Good tools feel like good tools. Had to re-read,"ubiquitous consistency," nice. Thanks for the value added.
I don't agree. I tried these, some time ago (I admit) and found it a less than stellar experience. It actually isn't about vi vs emacs, its about 'have sensible keyboard shortcuts' and 'have shortcuts consistent with the industry'
It's less than stellar, but still a lot better than the defaults.
I think the content and the controls should be kept separate without messing with the other, that applies to websites hijacking the scrolling as well as others trying to do creative Vim keybindings. I wish Vim browser plugins were comparable to a solution like qutebrowser though, Surfingkeys(which I use) is pretty good but the input delays of those plugins are frustrating.

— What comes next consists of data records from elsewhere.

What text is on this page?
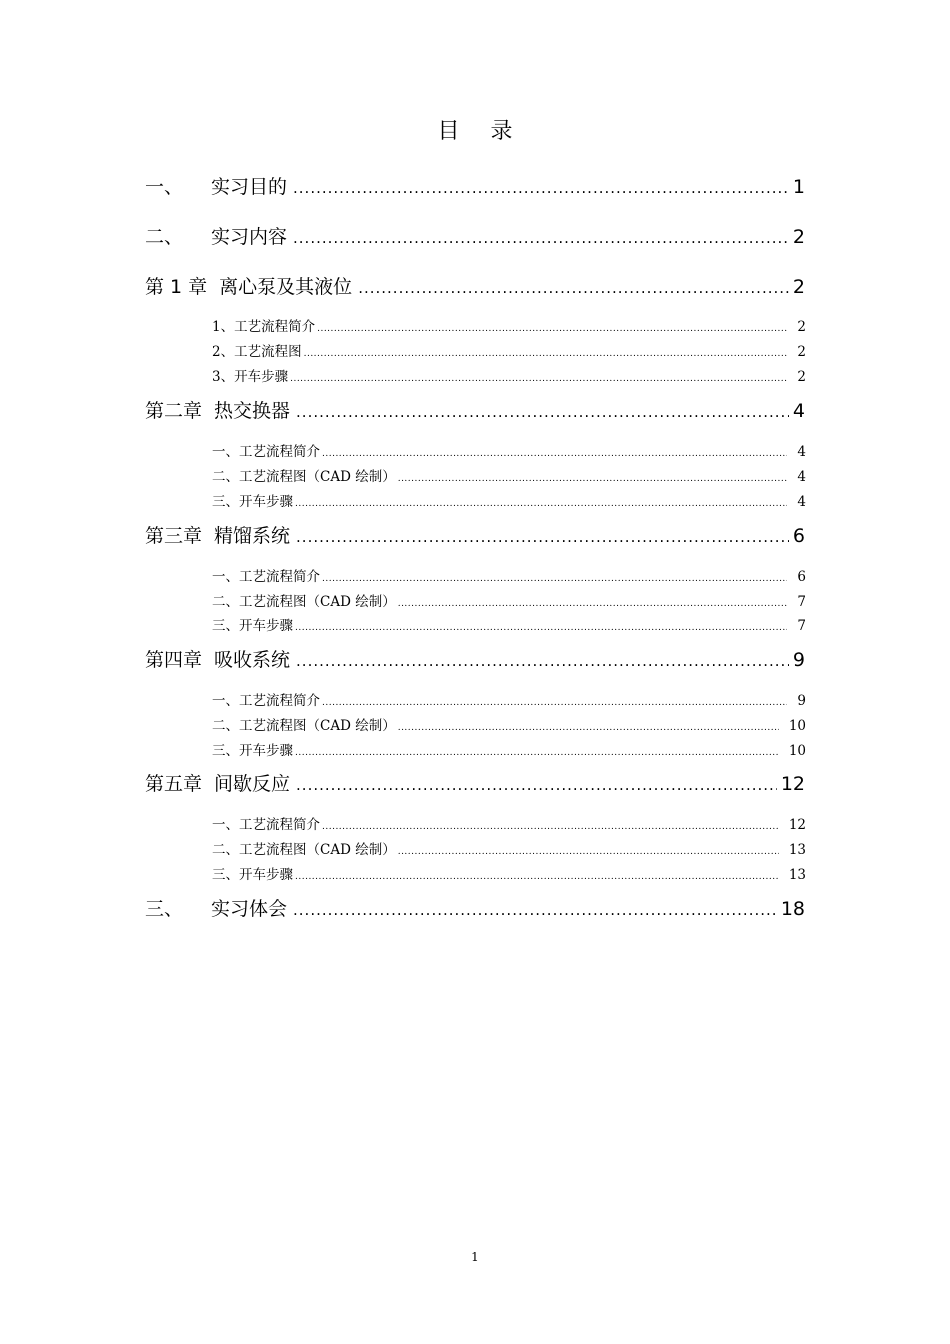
目 录
一、	实习目的 .....	1
二、	实习内容 .....	2
第 1 章 离心泵及其液位 .....	2
1、工艺流程简介 .....	2
2、工艺流程图 .....	2
3、开车步骤 .....	2
第二章 热交换器 .....	4
一、工艺流程简介 .....	4
二、工艺流程图（CAD 绘制） .....	4
三、开车步骤 .....	4
第三章 精馏系统 .....	6
一、工艺流程简介 .....	6
二、工艺流程图（CAD 绘制） .....	7
三、开车步骤 .....	7
第四章 吸收系统 .....	9
一、工艺流程简介 .....	9
二、工艺流程图（CAD 绘制） .....	10
三、开车步骤 .....	10
第五章 间歇反应 .....	12
一、工艺流程简介 .....	12
二、工艺流程图（CAD 绘制） .....	13
三、开车步骤 .....	13
三、	实习体会 .....	18
1
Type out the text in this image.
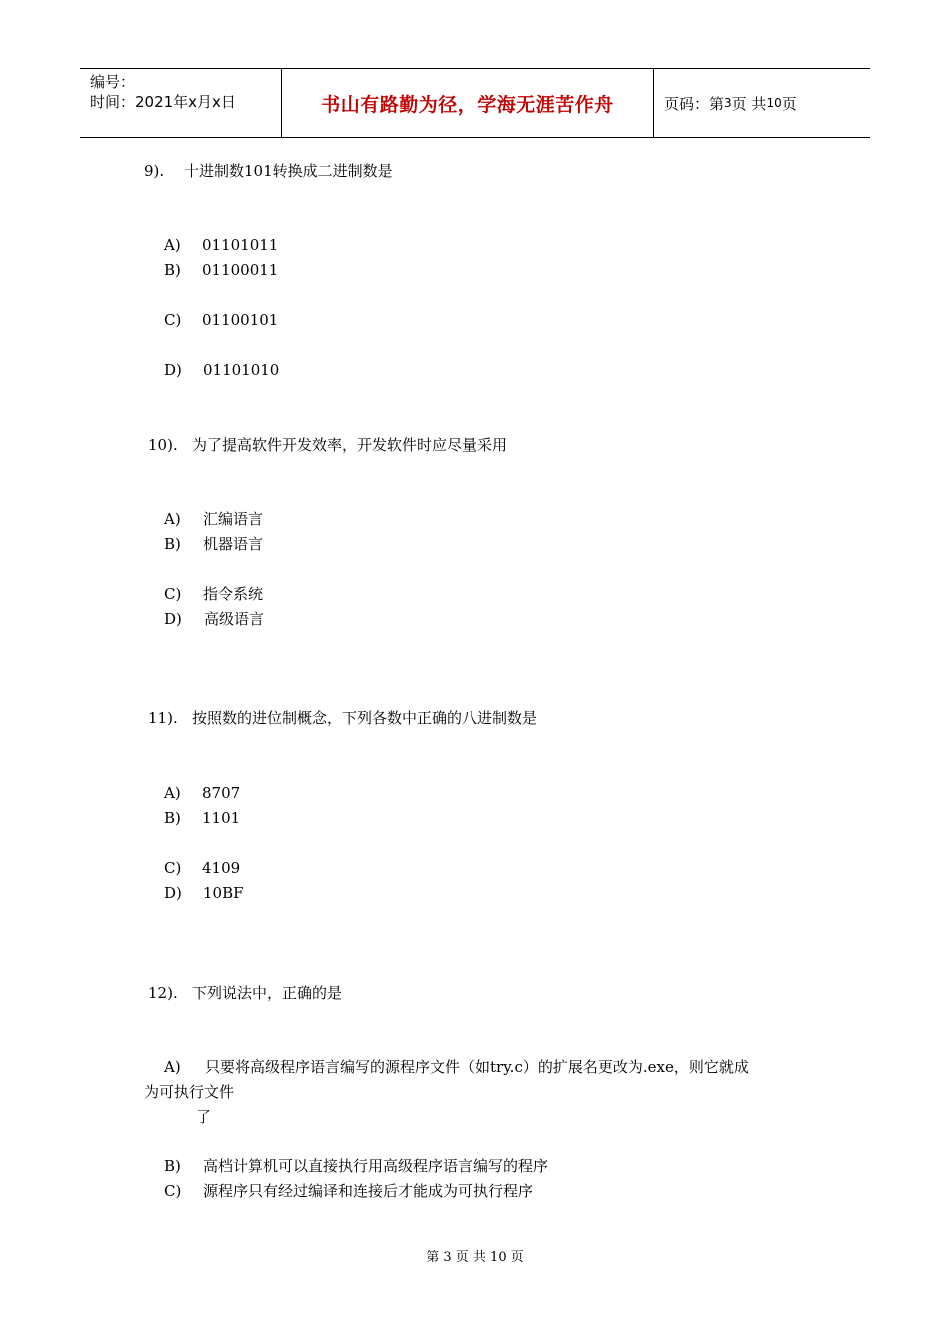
编号：
时间：2021年x月x日	书山有路勤为径，学海无涯苦作舟	页码：第 3 页 共 10 页
9). 十进制数101转换成二进制数是
A) 01101011
B) 01100011
C) 01100101
D) 01101010
10). 为了提高软件开发效率，开发软件时应尽量采用
A) 汇编语言
B) 机器语言
C) 指令系统
D) 高级语言
11). 按照数的进位制概念，下列各数中正确的八进制数是
A) 8707
B) 1101
C) 4109
D) 10BF
12). 下列说法中，正确的是
A) 只要将高级程序语言编写的源程序文件（如try.c）的扩展名更改为.exe，则它就成
为可执行文件
了
B) 高档计算机可以直接执行用高级程序语言编写的程序
C) 源程序只有经过编译和连接后才能成为可执行程序
第 3 页 共 10 页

Search for "minimalist design timeless google" and you'll find an endless number of posts exactly like this one. Bloating the web with these copycat posts isn't very minimalist.
I'm going to be honest, one thing I wish we could leave behind as we enter the 2020s is this obsession with flat/material and minimalist design as some kind of profound one size fits all design ethos that you can build your entire professional self around.
Don't get me wrong. There are plenty of occasions where so-called minimalist layouts are perfectly appropriate. Most of the lessons at the core of it are absolutely fundamental to design. And what it replaced, the very brief period of corporate skeuomorphic design was never that great and in my opinion had much more to do with companies wanting to showoff their fancy new technology than designing anything great in its own right.
However, I despair when I think of the amount of young designers who know nothing else and can barely imagine a life without the strict framework of minimalism and its accepted practices. They will never know the feeling of going off the beaten path and discovering something cool and valuable, because your inner minimalist has long since shot down that line of thought as frivolous self-indulgence. Only minimalist self-indulgence is accepted.
I'm sure most people here can agree that the web is kind of in a sad state right now. We're using staggering amounts of man-hours to run this thing. An enormous bloated stack of technologies maintained by a horde of programmers just so that designers can spend their days meticulously handcrafting minimalist websites that pretty much look the same and do the same thing, while being far heavier than they have any reason to be.
I can appreciate the programmers who build perfectly optimized "programmer minimalist" personal websites, but at the end of the day, I think that just amounts to a lot of really nice sandcastles. How do we translate that to the real world?
I'm hoping 2020s could be a decade when people get real about moving forward. Less aping of aesthetics and technologies from the 60s and 70s. More of productive experimentation, like in the 60s and 70s.
The article doesn't say anything about considering the needs of your users. It's a design choice unencumbered by the realities of your business.
Google's home page. What is this, 1999? Users spend just as much time on Youtube as they do on Google, and YT's interface is the opposite of "minimal". Even Google's SERP is littered with ads, and they're shown inline with regular search results.
Be minimal design to avoid CSS and JavaScripts and usually pictures too. Do not specify your own fonts or colours. (There are sometimes cases to do otherwise, but normally you should not need to add all of that stuff.)
I really like data-first approach. For example, I scaffold everything in Rails, make it work with all the features then I proceed to edit fully the views, etc.
For instance, this article argues against unnecessary elements, yet it's about 1.8 MB, has rather useless (IMO) pictures, and I had to scroll down 1.5 screens (in a desktop FF) to see the beginning of the article. And then there are regular vague advices.
Apparently some focus on visual minimalism, others -- on pages being lightweight, yet others -- on minimal technologies. And what some would see as necessity others see as bloat.